April 12, 2016

Friday, July 27, 2012

Olympic Poetry Friday

It was a thrill to be in London right before the Olympics, even though we didn't make it to the games.

Olympic countdown clock in Trafalgar Square (which was oddly free of pigeons).

My kids are getting a kick out of watching pre-Olympics news coverage. They spot sites we visited and say, "We were there!" (They even saw our Tower of London tour guide.)
Tower Bridge seen from the Tower of London's grounds.
Because I live near Baltimore, home of Michael Phelps, swimming is a big story here. No poet has written about swimming with the beauty and depth of understanding Maxine Kumin has for the sport. According to the Poetry Archive, Kumin was a competitive swimmer as a child. (She has also written books for children, which I will have to check out.)

Here is her poem, "To Swim, To Believe"

To Swim, To Believe

by Maxine Kumin

Centre College, Danville, Kentucky

The beautiful excess of Jesus on the waters
is with me now in the Boles Natatorium.
This bud of me exults, giving witness:
these flippers that rose up to be arms.
These strings drawn to be fingers.
Legs plumped to make my useful fork.
Each time I tear this seam to enter,
all that I carry is taken from me,
shucked in the dive.
Lovers, children, even words go under.
Matters of dogma spin off in the freestyle
earning that mid-pool spurt, like faith.
Where have I come from? Where am I going?

Read the rest at  Ed Hirsch's "Poet's Choice."

One of my favorite concrete poems -- more subtle than most shape poems -- is Kumin's "400 Meter Freestyle," which you can find here, with questions for the classroom. The swimmer in "400 Meter Freestyle" is racing. This one's a good fit if you're looking for Olympics-themed poems.
So long, from Nelson's Column in Trafalgar Square!
Enjoy this Friday's poetry posts by visiting Life is Better with Books. If you have a moment, please vote for my blog -- Author Amok has been nominated for a Fascination Award. The voting page has been updated and you can now vote.


laurasalas said...

I love

gliding back and forth

erasing my own stitch marks in this lane?

My younger daughter just was at UT-Knoxville for a weeklong conference and got to swim in the pool Phelps supposedly trained in. She's not a sports or Olympics fan, really, but the aura impressed even her:>)

Robyn Hood Black said...

Hi, Laura! Such a perfect post for this opening ceremony day. Love these lines:

all that I carry is taken from me,

shucked in the dive

Welcome home from your British excursion; I've really enjoyed spying on your pictures etc. And being jealous.

Katya said...

I'm reasonably tech savvy and I couldn't figure out how to vote, either!
There is supposed to be a list, under comments, when you go to the Google+ page, but most of the contests don't have a list posted yet even though voting ends this weekend. Very, very, very confusing.

Tabatha said...

What a poem! Going to save that one. I saw a billboard of Michael Phelps the last time I was in Baltimore.

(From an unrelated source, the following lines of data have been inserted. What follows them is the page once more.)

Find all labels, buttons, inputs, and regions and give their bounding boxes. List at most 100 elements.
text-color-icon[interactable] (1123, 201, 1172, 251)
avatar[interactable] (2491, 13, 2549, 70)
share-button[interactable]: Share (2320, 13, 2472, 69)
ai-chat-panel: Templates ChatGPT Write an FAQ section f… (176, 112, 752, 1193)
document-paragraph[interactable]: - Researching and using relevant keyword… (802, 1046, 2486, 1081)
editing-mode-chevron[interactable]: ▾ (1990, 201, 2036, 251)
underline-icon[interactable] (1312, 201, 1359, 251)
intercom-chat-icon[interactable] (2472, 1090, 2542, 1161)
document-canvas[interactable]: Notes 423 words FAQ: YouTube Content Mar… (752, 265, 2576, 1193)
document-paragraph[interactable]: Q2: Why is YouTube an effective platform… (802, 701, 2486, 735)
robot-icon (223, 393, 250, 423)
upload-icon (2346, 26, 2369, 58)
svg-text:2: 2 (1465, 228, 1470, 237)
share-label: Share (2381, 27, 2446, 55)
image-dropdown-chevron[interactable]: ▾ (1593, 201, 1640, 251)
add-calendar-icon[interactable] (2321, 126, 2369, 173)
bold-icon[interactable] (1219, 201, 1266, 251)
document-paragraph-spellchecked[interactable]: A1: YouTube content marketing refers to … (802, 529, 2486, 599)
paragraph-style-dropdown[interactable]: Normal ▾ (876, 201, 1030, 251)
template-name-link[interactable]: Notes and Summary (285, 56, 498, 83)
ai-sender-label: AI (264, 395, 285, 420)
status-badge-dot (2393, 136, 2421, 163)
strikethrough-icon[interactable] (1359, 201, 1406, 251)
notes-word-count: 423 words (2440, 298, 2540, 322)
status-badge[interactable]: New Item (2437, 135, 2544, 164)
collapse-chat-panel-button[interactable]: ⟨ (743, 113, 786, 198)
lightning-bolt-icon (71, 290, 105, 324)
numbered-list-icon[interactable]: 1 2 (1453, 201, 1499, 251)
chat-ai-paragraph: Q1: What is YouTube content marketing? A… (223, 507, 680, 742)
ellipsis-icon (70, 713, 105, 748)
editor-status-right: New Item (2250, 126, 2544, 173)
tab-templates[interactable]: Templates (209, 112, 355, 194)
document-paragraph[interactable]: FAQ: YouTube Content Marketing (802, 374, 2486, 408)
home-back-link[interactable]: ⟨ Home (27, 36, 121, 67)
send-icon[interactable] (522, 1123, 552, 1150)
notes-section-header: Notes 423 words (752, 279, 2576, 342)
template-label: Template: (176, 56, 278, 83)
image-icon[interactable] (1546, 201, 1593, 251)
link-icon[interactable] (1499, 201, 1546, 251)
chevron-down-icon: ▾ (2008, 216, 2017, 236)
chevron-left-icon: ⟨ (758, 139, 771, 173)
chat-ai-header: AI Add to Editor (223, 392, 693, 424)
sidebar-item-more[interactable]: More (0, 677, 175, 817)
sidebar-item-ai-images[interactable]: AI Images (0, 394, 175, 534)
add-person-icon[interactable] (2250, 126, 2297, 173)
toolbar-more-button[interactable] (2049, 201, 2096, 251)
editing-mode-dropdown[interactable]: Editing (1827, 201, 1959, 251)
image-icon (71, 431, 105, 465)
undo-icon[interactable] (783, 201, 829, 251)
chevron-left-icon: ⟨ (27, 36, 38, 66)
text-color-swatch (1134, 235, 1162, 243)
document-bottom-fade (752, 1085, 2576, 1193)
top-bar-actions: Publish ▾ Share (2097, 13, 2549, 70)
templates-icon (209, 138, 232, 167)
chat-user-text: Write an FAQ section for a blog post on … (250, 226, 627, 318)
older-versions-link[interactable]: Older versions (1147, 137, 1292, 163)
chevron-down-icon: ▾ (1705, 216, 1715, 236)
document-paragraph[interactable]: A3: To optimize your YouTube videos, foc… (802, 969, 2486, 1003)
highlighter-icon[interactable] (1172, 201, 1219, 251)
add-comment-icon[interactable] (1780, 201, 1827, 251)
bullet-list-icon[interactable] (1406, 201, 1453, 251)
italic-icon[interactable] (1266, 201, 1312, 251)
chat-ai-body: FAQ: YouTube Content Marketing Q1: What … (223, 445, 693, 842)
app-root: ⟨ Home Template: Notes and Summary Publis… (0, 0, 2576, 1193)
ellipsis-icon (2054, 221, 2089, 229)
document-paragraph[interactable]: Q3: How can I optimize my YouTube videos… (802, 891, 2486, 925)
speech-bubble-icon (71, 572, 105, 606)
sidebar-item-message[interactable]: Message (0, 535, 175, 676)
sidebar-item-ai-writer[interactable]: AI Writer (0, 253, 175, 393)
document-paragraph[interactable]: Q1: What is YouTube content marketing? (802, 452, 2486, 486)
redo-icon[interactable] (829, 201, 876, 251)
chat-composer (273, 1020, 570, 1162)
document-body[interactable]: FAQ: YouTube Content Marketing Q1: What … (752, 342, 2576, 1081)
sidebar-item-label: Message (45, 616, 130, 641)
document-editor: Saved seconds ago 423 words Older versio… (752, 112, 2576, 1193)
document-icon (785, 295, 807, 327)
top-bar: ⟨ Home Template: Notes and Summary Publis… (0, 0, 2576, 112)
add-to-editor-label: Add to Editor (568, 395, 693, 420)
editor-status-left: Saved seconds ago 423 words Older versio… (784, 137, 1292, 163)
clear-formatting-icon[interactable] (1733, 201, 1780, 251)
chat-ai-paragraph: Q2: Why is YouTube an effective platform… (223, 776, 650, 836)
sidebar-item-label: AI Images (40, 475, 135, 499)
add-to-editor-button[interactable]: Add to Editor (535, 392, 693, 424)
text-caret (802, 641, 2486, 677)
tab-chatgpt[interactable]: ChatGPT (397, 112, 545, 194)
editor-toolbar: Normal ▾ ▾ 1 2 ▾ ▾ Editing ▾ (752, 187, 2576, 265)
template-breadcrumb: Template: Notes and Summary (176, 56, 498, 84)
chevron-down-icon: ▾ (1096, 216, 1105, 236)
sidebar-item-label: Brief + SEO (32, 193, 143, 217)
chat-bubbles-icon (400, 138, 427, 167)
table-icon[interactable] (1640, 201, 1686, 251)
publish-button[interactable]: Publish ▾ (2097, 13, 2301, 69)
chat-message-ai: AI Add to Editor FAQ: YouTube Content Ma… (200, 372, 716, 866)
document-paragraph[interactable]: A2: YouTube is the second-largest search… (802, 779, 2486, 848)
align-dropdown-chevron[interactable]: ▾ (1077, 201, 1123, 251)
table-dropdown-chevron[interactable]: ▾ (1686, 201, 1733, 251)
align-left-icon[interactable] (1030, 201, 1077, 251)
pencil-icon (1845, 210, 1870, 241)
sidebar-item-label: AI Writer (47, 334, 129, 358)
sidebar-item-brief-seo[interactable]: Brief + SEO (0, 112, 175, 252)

We will be rooting for him!

Author Amok said...

Hi, All. I love the spirituality the water brings to the speaker:

"Each time I tear this seam to enter,
all that I carry is taken from me"

Katya, thanks for trying and confirming that there's a problem. I was happy for the unexpected nomination, so whatever the outcome, it's all good!

Mary Lee said...

Laura Salas snagged my favorite part at the starting line of the comments.

Thank you for a group of poems to accompany me in my recent return to lap swimming. It is a remarkably spiritual thing, being in water, finding a rhythm, the mantra of the lap count...

Violet N. said...

I took a look at the concrete poem. It took my breath away - quite literally. Thanks for posting these interesting poems on the Olympics opening ceremonies day!